La section la plus alarmante sur le plan technique du projet de loi autorise le ministre de la Sécurité publique à émettre des ordonnances secrètes obligeant les fournisseurs de services électroniques « essentiels » – une catégorie que le gouvernement n’a pas encore pleinement définie – à mettre en place et à maintenir des capacités de surveillance accessibles aux forces de l’ordre. Les fournisseurs qui reçoivent ces ordonnances sont soumis au secret. Ils ne peuvent pas en discuter.
Le gouvernement a prévu des limites : ces capacités techniques ne peuvent pas obliger les fournisseurs à conserver le contenu des messages, l’historique de navigation ou l’activité sur les réseaux de communication virtuels. Elles ne peuvent pas non plus introduire de « vulnérabilités systémiques » qui affaiblissent le chiffrement ou l’authentification, ni créer « un risque substantiel que des informations sécurisées puissent être consultées par une personne qui n’a aucun droit ni aucune autorité pour le faire ».
Par rapport au projet de loi C-2, le projet de loi C-22 fait un pas en arrière sur un point important. Dans la proposition initiale, la police aurait pu s’adresser à n’importe quel fournisseur de services, y compris ceux liés par le secret professionnel comme les médecins et les avocats, pour demander si une personne était un client, depuis combien de temps, d’où, et si l’entreprise connaissait d’autres fournisseurs ayant eu affaire à cette personne, le tout sans mandat. Le projet de loi C-22 limite les demandes sans mandat aux seules entreprises de télécommunications et restreint la question à un simple oui ou non : cette personne est-elle un client ? Toute information supplémentaire nécessite un mandat.

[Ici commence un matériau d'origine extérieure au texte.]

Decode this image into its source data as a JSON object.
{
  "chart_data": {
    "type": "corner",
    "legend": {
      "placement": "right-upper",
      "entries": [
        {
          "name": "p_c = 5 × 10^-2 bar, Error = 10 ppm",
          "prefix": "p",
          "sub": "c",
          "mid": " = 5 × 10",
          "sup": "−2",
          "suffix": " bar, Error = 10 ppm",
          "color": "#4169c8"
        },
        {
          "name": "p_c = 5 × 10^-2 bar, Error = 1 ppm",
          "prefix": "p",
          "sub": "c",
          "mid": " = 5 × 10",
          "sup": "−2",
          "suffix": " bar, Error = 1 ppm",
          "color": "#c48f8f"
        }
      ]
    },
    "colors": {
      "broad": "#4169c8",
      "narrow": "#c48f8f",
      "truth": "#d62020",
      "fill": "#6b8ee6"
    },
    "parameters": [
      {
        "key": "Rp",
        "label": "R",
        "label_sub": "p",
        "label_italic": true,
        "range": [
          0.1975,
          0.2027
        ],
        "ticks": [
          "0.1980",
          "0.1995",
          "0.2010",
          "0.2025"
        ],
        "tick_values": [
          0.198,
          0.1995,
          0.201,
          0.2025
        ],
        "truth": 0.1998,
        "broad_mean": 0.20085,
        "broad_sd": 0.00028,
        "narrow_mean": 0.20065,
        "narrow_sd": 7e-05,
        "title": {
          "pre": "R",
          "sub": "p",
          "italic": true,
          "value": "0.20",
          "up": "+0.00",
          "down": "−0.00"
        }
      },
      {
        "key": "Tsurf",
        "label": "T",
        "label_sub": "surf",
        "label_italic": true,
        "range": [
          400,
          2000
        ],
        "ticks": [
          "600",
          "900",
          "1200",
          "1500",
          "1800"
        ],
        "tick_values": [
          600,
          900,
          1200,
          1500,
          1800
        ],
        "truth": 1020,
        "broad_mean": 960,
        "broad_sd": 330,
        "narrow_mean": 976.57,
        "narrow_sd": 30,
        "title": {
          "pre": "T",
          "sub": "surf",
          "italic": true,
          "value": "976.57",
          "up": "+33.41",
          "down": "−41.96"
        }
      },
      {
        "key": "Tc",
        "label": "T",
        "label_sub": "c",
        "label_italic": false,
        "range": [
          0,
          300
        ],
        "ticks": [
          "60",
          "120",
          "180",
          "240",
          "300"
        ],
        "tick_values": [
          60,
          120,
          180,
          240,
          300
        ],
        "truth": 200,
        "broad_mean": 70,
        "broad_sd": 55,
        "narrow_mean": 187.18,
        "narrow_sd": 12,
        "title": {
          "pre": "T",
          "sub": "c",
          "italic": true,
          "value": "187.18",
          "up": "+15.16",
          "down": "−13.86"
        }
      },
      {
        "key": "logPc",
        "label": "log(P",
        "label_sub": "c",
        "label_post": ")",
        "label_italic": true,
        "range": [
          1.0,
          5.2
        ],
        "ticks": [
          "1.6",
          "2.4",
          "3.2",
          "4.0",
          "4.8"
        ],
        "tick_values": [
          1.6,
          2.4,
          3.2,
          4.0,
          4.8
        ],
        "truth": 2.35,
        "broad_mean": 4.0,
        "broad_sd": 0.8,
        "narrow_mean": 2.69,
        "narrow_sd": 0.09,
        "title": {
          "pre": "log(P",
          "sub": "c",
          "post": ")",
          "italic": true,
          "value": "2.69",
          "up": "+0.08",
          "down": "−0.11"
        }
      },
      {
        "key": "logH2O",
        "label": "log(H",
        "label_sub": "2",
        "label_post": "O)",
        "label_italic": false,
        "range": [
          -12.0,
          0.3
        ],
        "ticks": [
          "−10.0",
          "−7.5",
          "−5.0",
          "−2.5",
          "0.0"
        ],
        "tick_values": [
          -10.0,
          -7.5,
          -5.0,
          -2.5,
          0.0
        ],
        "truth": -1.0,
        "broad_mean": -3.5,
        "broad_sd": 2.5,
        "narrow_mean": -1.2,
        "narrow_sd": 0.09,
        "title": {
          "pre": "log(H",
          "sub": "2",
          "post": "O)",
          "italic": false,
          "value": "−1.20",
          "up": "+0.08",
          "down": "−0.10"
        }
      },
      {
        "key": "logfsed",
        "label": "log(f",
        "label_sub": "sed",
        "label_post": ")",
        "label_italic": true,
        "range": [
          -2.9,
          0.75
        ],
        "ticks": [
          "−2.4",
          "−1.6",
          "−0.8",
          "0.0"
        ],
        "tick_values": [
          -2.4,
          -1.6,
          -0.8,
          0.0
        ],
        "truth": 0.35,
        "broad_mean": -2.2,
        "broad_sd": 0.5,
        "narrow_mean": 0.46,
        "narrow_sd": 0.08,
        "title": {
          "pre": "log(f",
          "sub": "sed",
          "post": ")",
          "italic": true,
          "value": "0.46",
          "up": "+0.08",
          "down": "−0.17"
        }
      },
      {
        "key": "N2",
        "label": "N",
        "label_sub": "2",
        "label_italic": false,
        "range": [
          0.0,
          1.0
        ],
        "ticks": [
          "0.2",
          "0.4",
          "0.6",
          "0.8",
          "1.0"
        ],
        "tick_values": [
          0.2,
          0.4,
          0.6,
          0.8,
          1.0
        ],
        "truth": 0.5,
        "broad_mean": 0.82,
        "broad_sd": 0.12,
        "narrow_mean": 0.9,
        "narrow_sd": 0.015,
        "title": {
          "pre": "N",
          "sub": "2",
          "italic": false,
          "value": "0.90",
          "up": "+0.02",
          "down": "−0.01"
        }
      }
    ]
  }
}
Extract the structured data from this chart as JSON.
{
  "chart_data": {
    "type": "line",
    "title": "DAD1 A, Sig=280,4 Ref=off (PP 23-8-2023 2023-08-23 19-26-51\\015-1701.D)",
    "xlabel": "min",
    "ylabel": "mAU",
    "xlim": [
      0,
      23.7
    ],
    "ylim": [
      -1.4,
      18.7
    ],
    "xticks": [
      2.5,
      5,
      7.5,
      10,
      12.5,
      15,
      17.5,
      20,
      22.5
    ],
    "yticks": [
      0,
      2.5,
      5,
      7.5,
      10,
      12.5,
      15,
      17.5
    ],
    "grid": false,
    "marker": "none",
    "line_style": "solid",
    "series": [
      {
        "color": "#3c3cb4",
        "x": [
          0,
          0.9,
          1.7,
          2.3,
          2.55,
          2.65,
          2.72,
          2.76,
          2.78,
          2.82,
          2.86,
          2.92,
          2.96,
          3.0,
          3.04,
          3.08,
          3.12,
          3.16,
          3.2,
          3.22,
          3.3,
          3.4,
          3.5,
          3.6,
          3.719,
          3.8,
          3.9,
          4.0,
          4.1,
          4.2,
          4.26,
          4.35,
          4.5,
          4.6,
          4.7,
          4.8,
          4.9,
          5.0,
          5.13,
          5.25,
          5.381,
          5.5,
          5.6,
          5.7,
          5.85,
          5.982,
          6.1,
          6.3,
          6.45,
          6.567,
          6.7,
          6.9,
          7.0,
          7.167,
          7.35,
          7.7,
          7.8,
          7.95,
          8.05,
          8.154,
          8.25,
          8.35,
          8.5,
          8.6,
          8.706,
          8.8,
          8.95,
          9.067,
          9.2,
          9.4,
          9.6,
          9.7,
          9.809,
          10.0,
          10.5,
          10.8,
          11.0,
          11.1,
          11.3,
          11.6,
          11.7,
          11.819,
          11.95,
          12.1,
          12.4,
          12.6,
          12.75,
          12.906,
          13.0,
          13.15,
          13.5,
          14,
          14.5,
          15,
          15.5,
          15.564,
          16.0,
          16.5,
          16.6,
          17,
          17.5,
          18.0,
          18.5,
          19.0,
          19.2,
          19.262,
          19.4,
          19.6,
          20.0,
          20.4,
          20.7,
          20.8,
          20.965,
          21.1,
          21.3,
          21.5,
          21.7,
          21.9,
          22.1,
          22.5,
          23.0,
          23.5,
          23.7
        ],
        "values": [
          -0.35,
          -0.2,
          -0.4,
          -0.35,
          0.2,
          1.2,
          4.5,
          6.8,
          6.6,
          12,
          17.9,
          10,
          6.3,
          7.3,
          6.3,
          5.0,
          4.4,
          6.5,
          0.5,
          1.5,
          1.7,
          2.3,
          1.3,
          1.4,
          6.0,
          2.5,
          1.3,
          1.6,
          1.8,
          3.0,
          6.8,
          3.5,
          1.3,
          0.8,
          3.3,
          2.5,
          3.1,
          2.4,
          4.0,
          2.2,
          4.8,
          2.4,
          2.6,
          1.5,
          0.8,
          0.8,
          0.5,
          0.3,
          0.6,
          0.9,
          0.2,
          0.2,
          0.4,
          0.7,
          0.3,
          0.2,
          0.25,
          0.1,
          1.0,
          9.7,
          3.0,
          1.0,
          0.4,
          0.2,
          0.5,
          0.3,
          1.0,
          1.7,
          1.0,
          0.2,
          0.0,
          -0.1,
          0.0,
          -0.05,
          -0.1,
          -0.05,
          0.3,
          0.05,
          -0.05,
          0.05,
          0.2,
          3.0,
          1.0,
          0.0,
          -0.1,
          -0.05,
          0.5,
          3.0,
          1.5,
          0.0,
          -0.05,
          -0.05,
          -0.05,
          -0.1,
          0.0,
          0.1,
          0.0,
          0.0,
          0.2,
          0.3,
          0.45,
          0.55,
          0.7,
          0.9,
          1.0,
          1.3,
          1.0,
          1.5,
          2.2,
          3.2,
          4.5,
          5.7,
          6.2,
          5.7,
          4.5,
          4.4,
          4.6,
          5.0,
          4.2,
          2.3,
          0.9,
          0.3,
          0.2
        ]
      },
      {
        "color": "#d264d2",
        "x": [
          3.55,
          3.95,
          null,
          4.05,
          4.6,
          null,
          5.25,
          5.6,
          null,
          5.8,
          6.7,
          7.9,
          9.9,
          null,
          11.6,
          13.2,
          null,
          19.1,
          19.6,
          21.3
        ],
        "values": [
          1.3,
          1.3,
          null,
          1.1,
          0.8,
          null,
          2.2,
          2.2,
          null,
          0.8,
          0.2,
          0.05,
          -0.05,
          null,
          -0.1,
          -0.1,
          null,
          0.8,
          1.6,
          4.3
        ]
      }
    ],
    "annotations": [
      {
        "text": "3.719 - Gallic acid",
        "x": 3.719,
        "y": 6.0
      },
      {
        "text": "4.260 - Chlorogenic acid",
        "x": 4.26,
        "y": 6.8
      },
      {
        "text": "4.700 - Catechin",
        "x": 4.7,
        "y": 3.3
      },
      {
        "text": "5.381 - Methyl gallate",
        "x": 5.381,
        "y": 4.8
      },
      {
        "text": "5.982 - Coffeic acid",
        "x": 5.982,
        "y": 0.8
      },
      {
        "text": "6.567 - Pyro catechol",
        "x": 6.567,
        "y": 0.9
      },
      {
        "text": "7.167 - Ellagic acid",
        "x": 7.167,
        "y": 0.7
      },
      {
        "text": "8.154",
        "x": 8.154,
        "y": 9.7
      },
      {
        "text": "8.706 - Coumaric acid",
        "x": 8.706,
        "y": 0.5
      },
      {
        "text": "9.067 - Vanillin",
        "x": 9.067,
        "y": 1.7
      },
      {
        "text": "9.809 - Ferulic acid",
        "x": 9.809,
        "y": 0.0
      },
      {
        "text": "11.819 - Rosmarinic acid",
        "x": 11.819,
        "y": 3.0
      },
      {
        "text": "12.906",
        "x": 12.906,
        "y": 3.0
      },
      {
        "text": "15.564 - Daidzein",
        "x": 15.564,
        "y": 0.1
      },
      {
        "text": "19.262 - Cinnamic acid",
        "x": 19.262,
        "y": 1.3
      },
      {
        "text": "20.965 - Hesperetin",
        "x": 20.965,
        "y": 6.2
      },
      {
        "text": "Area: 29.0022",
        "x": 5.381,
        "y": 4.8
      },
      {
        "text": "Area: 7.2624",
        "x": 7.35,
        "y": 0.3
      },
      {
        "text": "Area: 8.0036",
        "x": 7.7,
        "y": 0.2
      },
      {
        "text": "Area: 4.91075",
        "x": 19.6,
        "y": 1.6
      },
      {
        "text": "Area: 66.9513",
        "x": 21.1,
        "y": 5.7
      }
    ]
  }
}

Le projet de loi crée également un nouveau mécanisme de mandat pour la police canadienne souhaitant obtenir des données détenues par des entreprises technologiques étrangères, presque certainement américaines.
Un juge canadien peut délivrer un mandat de production qui ne lierait pas juridiquement l’entreprise étrangère, mais lui donnerait une couverture juridique pour remettre les données de son plein gré. Il s’agit d’une solution de contournement, et non d’une solution, qui dépend entièrement de la volonté de coopérer de l’entreprise.
Certaines des exigences du projet de loi en matière de mandat prévoient une exception pour les « circonstances urgentes », lorsque la police fait valoir qu’il serait impossible d’obtenir un mandat en raison de l’urgence. Cette exception a tendance à s’étendre avec le temps.
Le projet de loi C-22 reprend plusieurs dispositions de la Loi sur le renforcement des frontières (projet de loi C-2), qui avait suscité une vive opposition avant de rester au point mort, sans aucune avancée, depuis septembre 2025. Anandasangaree a explicitement reconnu ce recul. « Une chose que j’ai apprise, c’est que lorsqu’un projet de loi particulier nécessite davantage de travail, il faut faire marche arrière et revenir à la charge. On revient avec un meilleur consensus, une meilleure consultation et un meilleur soutien de tous les côtés », a-t-il déclaré.
La refonte limite certains des pouvoirs les plus intrusifs du projet de loi C-2. Ce qu’elle ne change pas, c’est le principe central : les fournisseurs de services électroniques devraient être tenus d’organiser et de stocker les données sensibles des Canadiens pour le compte de l’État, en vue d’une utilisation par les forces de l’ordre.